Date: 10/6/2016
Author: Descreye Solutions
A histogramic distribution is the term used for a distribution whose characteristics are defined by intervals of percentiles obtained from raw data. The percentiles become the bounds for a series of uniform distributions that are sampled from to obtain a random variate. Two random numbers are needed to generate a random variate from the histogramic distribution. The first sample determines which uniform distribution to use from the series of uniform distributions. The second sample is a random number sample from the uniform distribution between the bounds of the previously selected uniform distribution. The number of uniform distributions is unimportant to be a histogramic distribution. The number of distributions can be denoted by hyphenating the amount after histogramic when describing the distribution (i.e. histogramic-6 distribution).
If the following data denoted 10 observations from a process:
Observation | Value |
1 | 10.1 |
2 | 8.2 |
3 | 9.5 |
4 | 12.0 |
5 | 11.8 |
6 | 10.2 |
7 | 15.1 |
8 | 9.0 |
9 | 25.7 |
10 | 10.8 |
To produce a histogramic-6 distribution, percentiles are identified at intervals of 1/(n-1), if n is the hyphenated number, from 0 to 1. So in this case the interval is 1/(6-1) which equals .2. So the following shows the table of percentile values of the data.
Percentile | Value |
0 | 8.2 |
.2 | 9.4 |
.4 | 10.2 |
.6 | 11.2 |
.8 | 12.6 |
1 | 25.7 |
Given this information our distribution could be completely defined using the shorthand "histogramic-6(8.2,9.4,10.2,11.2,12.6,25.7)". This should be interpreted that the data will be sampled from a series of 5, (n-1), uniform distributions with the bounds defined in parenthesis. So 20% of the data will be between 8.2 and 9.4, 20% will be between 9.4 and 10.2, and so on. A graph of the probability distribution is shown below.
The distribution can then be sampled by sampling a random number from the discrete uniform distribution between 0 and (n-1). In this case that is uniform(0,5). If our random number was 2 we would then sample a random number from the continuous uniform distribution between the bounds of the second and third values in the distribution shorthand. In this case, with a random number of 2, we would sample from uniform(9.4,10.2). This would then give us a random variate that is representative of the histogramic distribution.
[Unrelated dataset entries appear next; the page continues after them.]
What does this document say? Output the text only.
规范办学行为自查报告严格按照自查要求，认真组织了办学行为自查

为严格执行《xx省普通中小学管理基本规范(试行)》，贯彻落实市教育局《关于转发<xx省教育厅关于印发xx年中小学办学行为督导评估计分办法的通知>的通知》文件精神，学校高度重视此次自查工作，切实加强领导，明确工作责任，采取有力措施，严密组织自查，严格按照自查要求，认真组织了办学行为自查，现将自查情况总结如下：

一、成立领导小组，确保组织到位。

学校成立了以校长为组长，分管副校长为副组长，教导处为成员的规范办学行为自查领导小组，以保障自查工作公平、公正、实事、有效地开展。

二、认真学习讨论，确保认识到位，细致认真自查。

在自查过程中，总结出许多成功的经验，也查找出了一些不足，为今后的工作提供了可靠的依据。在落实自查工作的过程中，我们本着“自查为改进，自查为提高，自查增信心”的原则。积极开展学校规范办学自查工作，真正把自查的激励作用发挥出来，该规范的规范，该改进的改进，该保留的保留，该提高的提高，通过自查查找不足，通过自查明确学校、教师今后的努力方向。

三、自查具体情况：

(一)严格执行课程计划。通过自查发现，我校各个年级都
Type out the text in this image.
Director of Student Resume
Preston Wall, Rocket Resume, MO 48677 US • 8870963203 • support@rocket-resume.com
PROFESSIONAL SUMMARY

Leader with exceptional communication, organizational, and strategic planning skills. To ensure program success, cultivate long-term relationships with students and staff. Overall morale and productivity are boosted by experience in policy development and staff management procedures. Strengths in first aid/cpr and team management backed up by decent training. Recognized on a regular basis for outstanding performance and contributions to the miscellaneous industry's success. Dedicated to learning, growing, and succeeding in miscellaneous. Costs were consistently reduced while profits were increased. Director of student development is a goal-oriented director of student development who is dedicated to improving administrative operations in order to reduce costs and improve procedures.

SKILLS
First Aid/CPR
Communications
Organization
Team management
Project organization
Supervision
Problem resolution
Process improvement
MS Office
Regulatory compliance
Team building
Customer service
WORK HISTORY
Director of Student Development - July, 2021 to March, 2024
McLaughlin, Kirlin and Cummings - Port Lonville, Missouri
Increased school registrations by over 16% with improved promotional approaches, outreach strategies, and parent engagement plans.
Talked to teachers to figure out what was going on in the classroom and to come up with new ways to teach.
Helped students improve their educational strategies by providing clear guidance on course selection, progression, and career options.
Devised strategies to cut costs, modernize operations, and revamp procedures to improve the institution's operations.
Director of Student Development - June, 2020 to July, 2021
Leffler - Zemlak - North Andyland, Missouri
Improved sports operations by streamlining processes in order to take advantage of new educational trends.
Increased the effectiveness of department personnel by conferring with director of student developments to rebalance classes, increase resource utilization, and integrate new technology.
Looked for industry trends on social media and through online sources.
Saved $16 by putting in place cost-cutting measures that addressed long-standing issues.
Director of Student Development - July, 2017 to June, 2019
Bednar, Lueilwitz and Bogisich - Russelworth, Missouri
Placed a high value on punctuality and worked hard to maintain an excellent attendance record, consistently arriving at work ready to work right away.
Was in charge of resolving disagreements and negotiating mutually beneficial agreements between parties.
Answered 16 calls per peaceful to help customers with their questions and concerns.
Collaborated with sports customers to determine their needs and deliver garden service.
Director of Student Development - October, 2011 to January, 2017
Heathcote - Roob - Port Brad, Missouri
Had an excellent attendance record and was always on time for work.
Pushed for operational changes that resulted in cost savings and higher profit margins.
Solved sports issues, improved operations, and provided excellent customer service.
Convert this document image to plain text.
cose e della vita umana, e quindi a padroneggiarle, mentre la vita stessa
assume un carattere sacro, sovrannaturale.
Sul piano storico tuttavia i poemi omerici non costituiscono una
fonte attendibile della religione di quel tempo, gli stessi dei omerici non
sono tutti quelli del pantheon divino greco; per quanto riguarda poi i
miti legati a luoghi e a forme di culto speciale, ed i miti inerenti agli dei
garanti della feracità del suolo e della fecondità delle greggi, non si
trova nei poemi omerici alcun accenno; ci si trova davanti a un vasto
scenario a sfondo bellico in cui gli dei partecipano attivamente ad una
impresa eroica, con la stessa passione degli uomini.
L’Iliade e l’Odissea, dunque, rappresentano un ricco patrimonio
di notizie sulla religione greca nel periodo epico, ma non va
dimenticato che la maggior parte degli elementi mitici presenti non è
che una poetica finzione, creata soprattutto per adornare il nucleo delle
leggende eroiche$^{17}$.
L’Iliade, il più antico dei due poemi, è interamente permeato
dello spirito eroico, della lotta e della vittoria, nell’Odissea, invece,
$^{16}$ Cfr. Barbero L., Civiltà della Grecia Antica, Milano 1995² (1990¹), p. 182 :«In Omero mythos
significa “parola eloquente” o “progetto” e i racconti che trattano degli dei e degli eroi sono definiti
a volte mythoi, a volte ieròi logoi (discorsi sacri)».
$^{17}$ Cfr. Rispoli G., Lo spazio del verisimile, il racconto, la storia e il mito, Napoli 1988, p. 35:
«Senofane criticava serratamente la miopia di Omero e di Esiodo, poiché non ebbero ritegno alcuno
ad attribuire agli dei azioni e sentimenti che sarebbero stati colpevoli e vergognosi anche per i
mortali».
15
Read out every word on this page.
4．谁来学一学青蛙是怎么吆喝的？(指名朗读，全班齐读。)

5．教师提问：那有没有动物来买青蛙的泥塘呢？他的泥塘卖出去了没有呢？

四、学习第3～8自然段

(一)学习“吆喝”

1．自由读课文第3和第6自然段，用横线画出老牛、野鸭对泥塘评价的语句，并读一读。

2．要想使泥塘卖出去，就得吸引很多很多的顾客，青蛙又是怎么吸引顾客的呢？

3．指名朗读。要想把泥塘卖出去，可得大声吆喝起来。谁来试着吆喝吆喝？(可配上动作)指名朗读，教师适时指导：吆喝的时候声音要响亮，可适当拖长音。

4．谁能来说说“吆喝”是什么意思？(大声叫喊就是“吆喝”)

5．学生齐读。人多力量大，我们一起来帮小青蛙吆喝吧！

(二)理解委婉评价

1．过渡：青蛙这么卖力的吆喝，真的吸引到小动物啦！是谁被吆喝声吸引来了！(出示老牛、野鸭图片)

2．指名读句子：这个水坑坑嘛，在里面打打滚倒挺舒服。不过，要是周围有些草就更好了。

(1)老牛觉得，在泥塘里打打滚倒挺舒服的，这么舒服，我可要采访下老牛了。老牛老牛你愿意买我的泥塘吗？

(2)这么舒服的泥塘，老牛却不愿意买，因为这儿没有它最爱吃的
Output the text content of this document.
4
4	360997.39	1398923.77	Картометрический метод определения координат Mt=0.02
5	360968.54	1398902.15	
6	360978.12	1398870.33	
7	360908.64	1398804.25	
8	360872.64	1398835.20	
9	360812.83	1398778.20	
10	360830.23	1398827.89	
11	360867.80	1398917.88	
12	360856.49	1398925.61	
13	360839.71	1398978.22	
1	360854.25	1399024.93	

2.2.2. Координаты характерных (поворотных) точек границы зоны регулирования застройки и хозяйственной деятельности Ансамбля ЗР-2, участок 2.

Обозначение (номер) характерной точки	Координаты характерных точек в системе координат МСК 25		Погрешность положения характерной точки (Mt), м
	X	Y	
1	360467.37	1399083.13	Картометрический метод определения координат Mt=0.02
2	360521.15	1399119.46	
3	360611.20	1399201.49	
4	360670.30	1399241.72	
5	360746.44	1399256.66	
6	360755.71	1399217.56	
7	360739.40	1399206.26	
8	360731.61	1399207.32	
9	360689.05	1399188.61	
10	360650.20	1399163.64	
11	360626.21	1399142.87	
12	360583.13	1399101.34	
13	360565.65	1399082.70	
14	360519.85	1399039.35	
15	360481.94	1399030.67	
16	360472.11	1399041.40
OPS uses the histogramic-6 distribution to automatically fit raw observation data into a random number generating distribution. Although a histogramic distribution is almost certainly not an exact replication of the real life randomness, it can be an accurate estimate for quick modeling. The benefit of the histogramic distribution is that it can mimic any single-mode distribution, and, as such, makes it unnecessary for a user to define the distribution. This makes it extremely easy to create a simulation in OPS if there is existing data.